Parole authorities admit man's mental health issues handled poorly
By Brendan Farrington
Associated Press
TALLAHASSEE, Fla. (AP) - A prison "Houdini" who has been locked up for 36 years after stealing his own tools was supposed to have been paroled last week.
Instead, he has to serve at least six more months getting ready for freedom, because state prison authorities failed to communicate.
Mark DeFriest - described as an autistic savant by his lawyers - has endured tough discipline after staging elaborate escapes in the years since he was first jailed at 19. Now 55, he didn't make it easier on himself by racking up nearly 400 disciplinary reports behind bars.
Florida parole commissioners have acknowledged that DeFriest's mental health issues haven't been handled well in prison. They decided back in 2014 that he had done his time, and told prison officials to prepare him for re-entry in society.
Instead, he was treated as a lifer, classified ineligible for re-entry programs. The parole commission has known this for months, but still hasn't been able to resolve the mixup between prison authorities in Florida and Oregon, where DeFriest was moved in preparation for his release.
DeFriest has stayed out of trouble since 2012, but the inmate lost his patience when he learned his new release date: Aug. 23.
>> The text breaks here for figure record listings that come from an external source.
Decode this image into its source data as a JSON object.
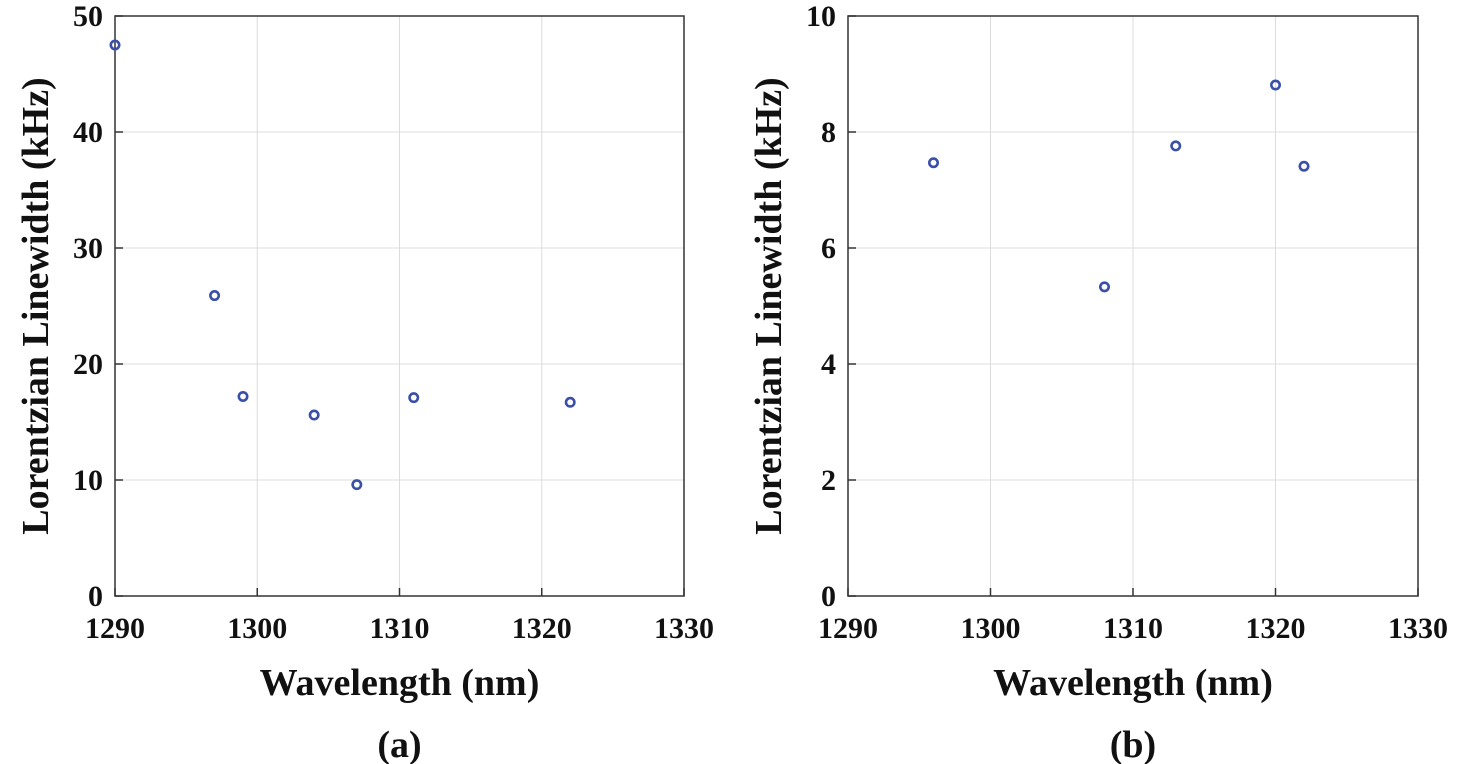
{
  "colors": {
    "marker": "#3a4fa8",
    "axis": "#333333",
    "grid": "#dcdcdc"
  },
  "chart_data": [
    {
      "type": "scatter",
      "panel_label": "(a)",
      "title": "",
      "xlabel": "Wavelength (nm)",
      "ylabel": "Lorentzian Linewidth (kHz)",
      "xlim": [
        1290,
        1330
      ],
      "ylim": [
        0,
        50
      ],
      "xticks": [
        1290,
        1300,
        1310,
        1320,
        1330
      ],
      "yticks": [
        0,
        10,
        20,
        30,
        40,
        50
      ],
      "grid": true,
      "marker": "open-circle",
      "series": [
        {
          "x": [
            1290,
            1297,
            1299,
            1304,
            1307,
            1311,
            1322
          ],
          "y": [
            47.5,
            25.9,
            17.2,
            15.6,
            9.6,
            17.1,
            16.7
          ]
        }
      ]
    },
    {
      "type": "scatter",
      "panel_label": "(b)",
      "title": "",
      "xlabel": "Wavelength (nm)",
      "ylabel": "Lorentzian Linewidth (kHz)",
      "xlim": [
        1290,
        1330
      ],
      "ylim": [
        0,
        10
      ],
      "xticks": [
        1290,
        1300,
        1310,
        1320,
        1330
      ],
      "yticks": [
        0,
        2,
        4,
        6,
        8,
        10
      ],
      "grid": true,
      "marker": "open-circle",
      "series": [
        {
          "x": [
            1296,
            1308,
            1313,
            1320,
            1322
          ],
          "y": [
            7.47,
            5.33,
            7.76,
            8.81,
            7.41
          ]
        }
      ]
    }
  ]
}
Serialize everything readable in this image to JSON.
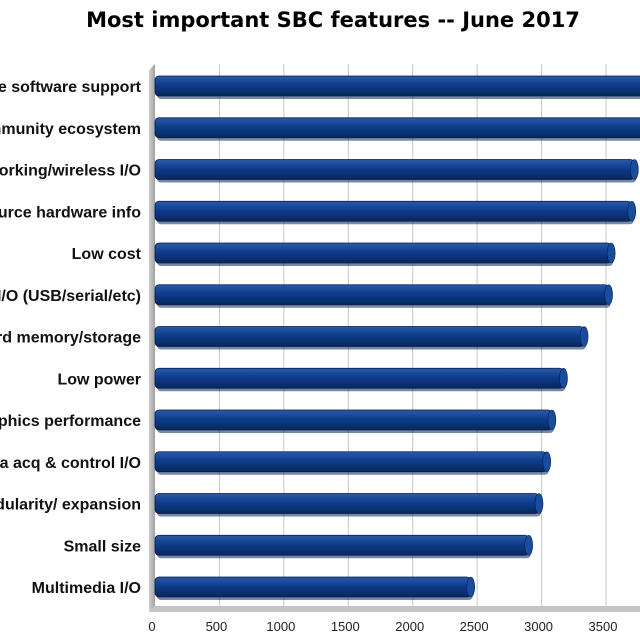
{
  "chart_data": {
    "type": "bar",
    "orientation": "horizontal",
    "title": "Most important SBC features -- June 2017",
    "categories": [
      "Open source software support",
      "Community ecosystem",
      "Networking/wireless I/O",
      "Open source hardware info",
      "Low cost",
      "Std. I/O (USB/serial/etc)",
      "Onboard memory/storage",
      "Low power",
      "Processor/graphics performance",
      "Data acq & control I/O",
      "Modularity/ expansion",
      "Small size",
      "Multimedia I/O"
    ],
    "values": [
      3850,
      3800,
      3720,
      3700,
      3540,
      3520,
      3330,
      3170,
      3080,
      3040,
      2980,
      2900,
      2450
    ],
    "xlim": [
      0,
      3700
    ],
    "xticks": [
      0,
      500,
      1000,
      1500,
      2000,
      2500,
      3000,
      3500
    ],
    "xtick_labels": [
      "0",
      "500",
      "1000",
      "1500",
      "2000",
      "2500",
      "3000",
      "3500"
    ],
    "grid": true,
    "bar_color": "#0d3d8c",
    "bar_highlight_color": "#2a5aa8",
    "bar_shadow_color": "#08275c",
    "background_color": "#ffffff",
    "grid_color": "#c8c8c8",
    "axis_wall_color": "#b8b8b8"
  }
}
"August? Huh. You've got to be ...," DeFriest said with a frustrated laugh, his voice trailing off while talking by phone from Oregon to Gabriel London, a filmmaker who made a documentary about his case and attended the hearing in Tallahassee.
DeFriest's case has never been as simple as it appeared in his ever-expanding prison file.
DeFriest has autism but functions at a high level, which makes it hard for prison officials to understand why he's had trouble following rules, say London and DeFriest's lawyer, John Middleton.
Parole Commissioner Tena Pate said he's been hurt by a system that reacts to behavior, rather than treating it.
"Some of the behaviors that he was exhibiting, I think, were not dealt with appropriately within the Department of Corrections," she said.
If DeFriest had only waited for his father's will to be read before taking the tools, he never would have been convicted of burglary. If he hadn't managed to escape seven times in 13 attempts, his time wouldn't have been extended to the point that he wouldn't get out until the age of 124.
After a 1981 escape, authorities in Bay County left him in total darkness with no clothes, no blankets, no toilet paper and no human contact for 11 days. He's been assaulted several times, and spent years without being allowed yard time.
That's why he kept trying to escape - not because he wasn't willing to complete his sentence, the lawyer said.
DeFriest has been held out of state for his own protection since testifying against guards in Florida who beat a prisoner to death in 1999. He was placed with low risk prisoners in work programs in New Mexico when the parole commission erased decades from his sentences in 2014. It moved him to Oregon to be closer to his wife in preparation for his release. Instead, Oregon prisons classified him as a high-security lifer, London said.
Florida Department of Corrections spokesman McKinley Lewis couldn't explain this on Wednesday. He said Oregon officials were sent Florida's release plan, along with his entire prison file. Oregon prison officials wouldn't comment either, saying he's still Florida's inmate, even when imprisoned in Oregon.
Commissioners agreed Wednesday that DeFriest will be paroled immediately if Oregon doesn't place him in the pre-release programs they ordered in 2014. But he still has a two-year sentence to serve in California and eight months in Alabama, for prison infractions including possessing a cell key and testing positive for marijuana.
Middleton is working with officials in California and Alabama to get those remaining sentences thrown out or reduced.